Pierwsze małżeństwo Dziędziela okazało się porażką. Drugą żonę ukrywa przed światem
Marian Dziędziel to jeden z najbardziej lubianych polskich aktorów starszego pokolenia, a przy tym artysta, który nie epatuje swych fanów prywatnością. Pilnie jej strzeże, bo uważa, że – to jego słowa - „coś trzeba mieć dla siebie, jakąś tajemnicę i pewne świętości, których się nie dotyka”. Wiadomo, że od lat idzie przez życie u boku Wiesławy, ma dwie córki i jest dziadkiem. Mało kto pamięta, że jego pierwszą żoną była wielka gwiazda „Piwnicy pod Baranami” – Halina Wyrodek. O ich związku do dziś krążą legendy...
Karolina Korwin-Piotrowska napisała w jednej ze swoich książek, że Marian Dziędziel „urodził się, aby być aktorem”.
„To, że wiele lat był na ławce rezerwowych, tylko go ukształtowało i nauczyło tego, co w tym zawodzie ważne, ale dla wielu nieosiągalne – pokory” - stwierdziła na kartach „Bomby”.
Faktem jest, że dopiero rola w „Weselu” Smarzowskiego uczyniła z Dziędziela gwiazdę. Mija właśnie 20 lat od premiery filmu, dzięki któremu aktor – zbliżający się już wtedy do sześćdziesiątki - wypłynął na szerokie wody.
Marianowi Dziędzielowi nigdy nie zależało na popularności.
„Zostałem aktorem, bo mnie to fascynowało. Poza fascynacją było jeszcze trochę przekory i chęć sprawdzenia, jak to wygląda od tej drugiej strony. I sprawdzenia siebie” - wspominał w rozmowie z „Głosem Wielkopolskim”.
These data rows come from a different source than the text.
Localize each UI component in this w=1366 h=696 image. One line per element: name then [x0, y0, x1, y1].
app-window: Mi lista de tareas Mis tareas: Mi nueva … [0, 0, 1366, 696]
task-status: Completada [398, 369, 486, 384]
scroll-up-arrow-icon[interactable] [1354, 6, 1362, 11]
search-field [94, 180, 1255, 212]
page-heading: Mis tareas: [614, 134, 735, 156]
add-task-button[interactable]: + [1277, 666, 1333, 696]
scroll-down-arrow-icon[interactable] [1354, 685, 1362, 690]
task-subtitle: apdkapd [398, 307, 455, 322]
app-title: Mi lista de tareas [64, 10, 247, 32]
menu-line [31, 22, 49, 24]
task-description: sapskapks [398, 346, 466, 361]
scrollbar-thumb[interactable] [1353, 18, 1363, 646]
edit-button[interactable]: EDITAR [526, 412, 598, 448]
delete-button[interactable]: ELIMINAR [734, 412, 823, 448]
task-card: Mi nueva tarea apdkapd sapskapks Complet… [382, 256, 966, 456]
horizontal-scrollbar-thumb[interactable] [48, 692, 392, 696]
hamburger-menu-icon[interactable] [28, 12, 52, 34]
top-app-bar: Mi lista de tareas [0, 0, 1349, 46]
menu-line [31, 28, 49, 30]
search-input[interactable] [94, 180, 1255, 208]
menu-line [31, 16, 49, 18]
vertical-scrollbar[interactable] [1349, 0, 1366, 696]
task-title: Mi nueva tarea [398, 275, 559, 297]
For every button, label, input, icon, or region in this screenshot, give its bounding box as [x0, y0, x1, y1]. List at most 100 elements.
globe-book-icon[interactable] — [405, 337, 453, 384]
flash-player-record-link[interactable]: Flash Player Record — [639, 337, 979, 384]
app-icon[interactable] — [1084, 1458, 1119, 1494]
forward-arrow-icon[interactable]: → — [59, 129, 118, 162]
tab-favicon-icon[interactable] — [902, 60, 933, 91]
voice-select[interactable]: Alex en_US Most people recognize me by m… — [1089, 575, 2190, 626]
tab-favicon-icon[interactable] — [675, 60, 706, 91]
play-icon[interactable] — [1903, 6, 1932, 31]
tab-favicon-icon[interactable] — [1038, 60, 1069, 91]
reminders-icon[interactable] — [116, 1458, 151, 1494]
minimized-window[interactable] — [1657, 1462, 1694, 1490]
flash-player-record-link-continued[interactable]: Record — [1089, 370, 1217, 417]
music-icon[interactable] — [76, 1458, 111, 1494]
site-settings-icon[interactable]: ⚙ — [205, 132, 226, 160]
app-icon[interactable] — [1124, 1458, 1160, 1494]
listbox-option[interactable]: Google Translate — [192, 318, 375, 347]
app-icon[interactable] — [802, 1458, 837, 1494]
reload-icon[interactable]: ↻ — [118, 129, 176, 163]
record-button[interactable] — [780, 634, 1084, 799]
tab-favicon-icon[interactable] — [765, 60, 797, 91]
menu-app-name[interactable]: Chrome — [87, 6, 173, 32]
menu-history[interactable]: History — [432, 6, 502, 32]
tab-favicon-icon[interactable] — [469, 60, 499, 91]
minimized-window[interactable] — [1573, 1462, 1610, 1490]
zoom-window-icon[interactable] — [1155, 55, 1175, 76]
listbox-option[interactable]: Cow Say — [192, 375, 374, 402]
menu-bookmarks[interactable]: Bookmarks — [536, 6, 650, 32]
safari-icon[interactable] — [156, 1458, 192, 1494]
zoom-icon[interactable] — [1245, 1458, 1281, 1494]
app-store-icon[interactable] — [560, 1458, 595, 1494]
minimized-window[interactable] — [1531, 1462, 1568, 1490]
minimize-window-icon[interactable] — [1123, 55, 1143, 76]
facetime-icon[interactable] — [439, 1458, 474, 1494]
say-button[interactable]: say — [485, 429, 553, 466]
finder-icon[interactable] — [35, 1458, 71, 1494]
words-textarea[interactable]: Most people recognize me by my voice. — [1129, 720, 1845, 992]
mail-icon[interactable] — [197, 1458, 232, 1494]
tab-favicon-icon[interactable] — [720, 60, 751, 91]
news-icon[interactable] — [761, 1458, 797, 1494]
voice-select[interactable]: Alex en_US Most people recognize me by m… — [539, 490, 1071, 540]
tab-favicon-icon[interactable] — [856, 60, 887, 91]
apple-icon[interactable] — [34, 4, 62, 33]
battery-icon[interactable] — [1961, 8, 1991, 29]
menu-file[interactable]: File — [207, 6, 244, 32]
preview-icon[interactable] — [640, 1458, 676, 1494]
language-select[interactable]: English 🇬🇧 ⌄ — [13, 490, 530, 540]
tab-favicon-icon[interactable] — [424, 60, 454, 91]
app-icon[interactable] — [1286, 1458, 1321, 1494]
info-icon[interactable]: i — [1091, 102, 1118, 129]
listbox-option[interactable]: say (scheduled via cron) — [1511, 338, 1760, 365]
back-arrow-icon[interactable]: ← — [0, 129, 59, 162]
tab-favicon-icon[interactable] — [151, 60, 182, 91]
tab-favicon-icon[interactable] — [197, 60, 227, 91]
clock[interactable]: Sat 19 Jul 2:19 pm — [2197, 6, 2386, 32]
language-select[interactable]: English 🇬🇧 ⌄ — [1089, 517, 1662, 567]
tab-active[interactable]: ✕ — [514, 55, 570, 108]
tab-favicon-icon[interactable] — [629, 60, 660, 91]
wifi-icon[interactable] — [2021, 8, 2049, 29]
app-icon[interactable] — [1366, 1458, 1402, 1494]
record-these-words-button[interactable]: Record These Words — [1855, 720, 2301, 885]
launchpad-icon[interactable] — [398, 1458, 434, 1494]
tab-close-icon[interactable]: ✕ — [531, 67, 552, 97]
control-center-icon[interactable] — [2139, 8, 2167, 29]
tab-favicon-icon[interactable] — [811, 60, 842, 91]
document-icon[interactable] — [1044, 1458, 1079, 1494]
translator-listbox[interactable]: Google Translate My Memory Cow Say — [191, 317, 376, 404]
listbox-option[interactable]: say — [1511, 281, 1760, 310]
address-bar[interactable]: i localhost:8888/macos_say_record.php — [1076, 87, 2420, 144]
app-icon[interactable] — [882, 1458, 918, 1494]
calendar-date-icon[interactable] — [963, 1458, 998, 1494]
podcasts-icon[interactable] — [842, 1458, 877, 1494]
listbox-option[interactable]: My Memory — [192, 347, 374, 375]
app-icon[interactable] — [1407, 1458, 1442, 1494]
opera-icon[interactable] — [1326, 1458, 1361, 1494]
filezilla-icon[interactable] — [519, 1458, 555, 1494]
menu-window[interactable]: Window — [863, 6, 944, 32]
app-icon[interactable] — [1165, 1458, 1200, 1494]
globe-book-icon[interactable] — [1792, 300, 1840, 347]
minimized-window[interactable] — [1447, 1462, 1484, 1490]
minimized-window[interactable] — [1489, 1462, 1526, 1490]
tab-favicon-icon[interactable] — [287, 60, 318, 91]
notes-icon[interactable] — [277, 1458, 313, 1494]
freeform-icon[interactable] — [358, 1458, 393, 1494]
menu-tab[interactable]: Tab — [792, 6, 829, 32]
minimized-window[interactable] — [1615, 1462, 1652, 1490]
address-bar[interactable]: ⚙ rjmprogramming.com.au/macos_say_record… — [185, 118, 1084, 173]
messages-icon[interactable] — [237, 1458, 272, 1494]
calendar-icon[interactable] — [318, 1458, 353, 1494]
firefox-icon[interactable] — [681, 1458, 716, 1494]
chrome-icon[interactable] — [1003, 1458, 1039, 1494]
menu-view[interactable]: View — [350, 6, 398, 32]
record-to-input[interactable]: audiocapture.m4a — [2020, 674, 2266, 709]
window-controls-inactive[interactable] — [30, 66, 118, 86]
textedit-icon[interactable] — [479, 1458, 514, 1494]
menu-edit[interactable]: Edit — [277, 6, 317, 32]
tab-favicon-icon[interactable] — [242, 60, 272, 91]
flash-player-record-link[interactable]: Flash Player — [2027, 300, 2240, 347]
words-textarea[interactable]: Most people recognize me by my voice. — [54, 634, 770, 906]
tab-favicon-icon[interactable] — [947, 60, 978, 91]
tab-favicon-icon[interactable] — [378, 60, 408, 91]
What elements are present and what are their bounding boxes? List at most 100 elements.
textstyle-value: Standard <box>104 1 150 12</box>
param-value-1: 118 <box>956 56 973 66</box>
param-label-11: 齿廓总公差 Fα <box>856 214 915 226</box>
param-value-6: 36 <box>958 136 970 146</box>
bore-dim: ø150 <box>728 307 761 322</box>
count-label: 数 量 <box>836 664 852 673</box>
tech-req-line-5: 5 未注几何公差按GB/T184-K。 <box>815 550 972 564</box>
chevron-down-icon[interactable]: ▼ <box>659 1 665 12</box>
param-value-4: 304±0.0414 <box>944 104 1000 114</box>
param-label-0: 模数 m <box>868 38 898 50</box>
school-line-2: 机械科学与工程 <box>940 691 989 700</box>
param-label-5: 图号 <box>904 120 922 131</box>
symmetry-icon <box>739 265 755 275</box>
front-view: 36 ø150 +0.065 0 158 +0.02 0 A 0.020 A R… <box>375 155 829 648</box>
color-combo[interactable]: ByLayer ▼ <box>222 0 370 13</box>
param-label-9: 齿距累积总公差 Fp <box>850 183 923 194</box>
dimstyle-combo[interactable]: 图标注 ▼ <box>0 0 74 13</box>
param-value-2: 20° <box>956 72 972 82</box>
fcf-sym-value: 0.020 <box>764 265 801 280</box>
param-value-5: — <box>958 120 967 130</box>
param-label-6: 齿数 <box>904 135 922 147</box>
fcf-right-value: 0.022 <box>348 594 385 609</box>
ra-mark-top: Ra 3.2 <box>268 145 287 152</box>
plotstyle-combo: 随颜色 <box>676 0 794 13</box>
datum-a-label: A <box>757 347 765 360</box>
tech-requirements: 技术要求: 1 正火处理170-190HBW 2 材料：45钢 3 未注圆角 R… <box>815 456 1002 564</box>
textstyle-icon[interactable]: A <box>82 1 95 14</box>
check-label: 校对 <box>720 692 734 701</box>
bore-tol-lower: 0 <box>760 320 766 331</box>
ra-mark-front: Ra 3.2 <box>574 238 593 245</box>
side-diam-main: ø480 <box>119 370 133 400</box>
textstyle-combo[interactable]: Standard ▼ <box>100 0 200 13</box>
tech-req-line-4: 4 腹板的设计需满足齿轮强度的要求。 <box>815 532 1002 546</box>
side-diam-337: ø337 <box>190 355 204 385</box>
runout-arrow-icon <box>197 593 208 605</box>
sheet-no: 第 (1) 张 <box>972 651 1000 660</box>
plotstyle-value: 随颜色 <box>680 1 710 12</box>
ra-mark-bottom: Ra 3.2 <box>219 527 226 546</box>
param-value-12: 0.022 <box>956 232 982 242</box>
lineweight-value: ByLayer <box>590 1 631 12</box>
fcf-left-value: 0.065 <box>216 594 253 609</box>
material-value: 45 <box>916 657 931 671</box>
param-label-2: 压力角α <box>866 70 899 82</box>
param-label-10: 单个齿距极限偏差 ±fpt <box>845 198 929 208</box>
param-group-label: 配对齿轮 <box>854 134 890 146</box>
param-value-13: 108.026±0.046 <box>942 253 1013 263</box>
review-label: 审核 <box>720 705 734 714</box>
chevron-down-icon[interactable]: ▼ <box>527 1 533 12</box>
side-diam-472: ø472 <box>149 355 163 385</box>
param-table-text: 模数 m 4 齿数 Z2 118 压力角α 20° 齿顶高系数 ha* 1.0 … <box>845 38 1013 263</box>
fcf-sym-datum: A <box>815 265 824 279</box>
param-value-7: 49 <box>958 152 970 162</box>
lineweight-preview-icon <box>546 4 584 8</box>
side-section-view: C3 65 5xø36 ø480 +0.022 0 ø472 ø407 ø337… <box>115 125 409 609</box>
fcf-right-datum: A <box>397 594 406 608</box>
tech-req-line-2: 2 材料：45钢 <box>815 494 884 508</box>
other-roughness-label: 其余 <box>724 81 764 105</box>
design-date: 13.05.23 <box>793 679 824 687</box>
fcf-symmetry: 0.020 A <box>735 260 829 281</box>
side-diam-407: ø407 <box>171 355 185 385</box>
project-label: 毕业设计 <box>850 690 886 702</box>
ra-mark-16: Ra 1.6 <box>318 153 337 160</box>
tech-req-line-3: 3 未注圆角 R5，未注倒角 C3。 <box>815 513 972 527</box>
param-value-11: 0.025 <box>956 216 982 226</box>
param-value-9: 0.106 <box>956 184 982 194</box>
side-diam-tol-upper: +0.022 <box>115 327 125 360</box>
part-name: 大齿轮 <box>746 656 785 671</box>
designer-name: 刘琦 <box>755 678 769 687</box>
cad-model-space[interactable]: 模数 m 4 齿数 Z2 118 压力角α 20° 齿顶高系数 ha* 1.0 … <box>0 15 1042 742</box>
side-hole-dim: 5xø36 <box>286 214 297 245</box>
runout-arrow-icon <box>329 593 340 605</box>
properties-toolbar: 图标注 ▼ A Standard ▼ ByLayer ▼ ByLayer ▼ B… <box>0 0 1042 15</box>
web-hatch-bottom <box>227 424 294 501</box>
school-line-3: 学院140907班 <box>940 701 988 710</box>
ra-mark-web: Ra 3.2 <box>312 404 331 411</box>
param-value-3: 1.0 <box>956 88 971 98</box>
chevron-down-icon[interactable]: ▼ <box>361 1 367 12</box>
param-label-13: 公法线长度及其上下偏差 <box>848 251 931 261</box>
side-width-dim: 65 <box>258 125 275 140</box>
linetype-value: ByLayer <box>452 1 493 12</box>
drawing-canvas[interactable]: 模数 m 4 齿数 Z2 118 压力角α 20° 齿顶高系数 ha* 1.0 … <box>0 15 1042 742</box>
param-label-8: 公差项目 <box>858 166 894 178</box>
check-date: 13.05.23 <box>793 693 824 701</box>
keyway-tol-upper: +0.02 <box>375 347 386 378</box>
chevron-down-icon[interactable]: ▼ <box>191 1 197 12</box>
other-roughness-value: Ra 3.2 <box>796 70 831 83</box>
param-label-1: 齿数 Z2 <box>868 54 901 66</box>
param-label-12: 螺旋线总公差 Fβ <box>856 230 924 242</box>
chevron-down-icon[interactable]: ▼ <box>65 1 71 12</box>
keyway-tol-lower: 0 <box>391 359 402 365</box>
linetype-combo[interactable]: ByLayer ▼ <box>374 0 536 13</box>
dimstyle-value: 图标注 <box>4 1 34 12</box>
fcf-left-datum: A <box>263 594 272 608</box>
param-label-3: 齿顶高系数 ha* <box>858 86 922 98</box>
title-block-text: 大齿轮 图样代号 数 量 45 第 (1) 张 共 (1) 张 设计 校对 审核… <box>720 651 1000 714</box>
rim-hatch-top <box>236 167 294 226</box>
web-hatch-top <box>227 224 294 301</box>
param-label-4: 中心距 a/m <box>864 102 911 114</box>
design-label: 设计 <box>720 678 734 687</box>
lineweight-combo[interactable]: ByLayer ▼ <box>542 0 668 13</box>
Aktor nie kryje, że miał pewien problem z dostaniem się do krakowskiej szkoły teatralnej. Będąc bowiem Ślązakiem, mówił z charakterystycznym dla tego regionu akcentem.
„Na egzaminie musiałem obiecać, że nauczę się po polsku i popracuję nad dykcją” - opowiadał we wspomnianym wyżej wywiadzie.
W tym samym czasie, w którym zdobył indeks, na studia dostała się też Halina Wyrodek. Był 1965 r., gdy oboje rozpoczęli naukę aktorstwa i zakochali się w sobie bez pamięci. Zanim ukończyli szkołę, byli już małżeństwem i mieli zapewnione etaty w krakowskim Teatrze im. Słowackiego. Na przełomie lat 60. i 70. upomniała się też o nich „Piwnica pod Baranami”.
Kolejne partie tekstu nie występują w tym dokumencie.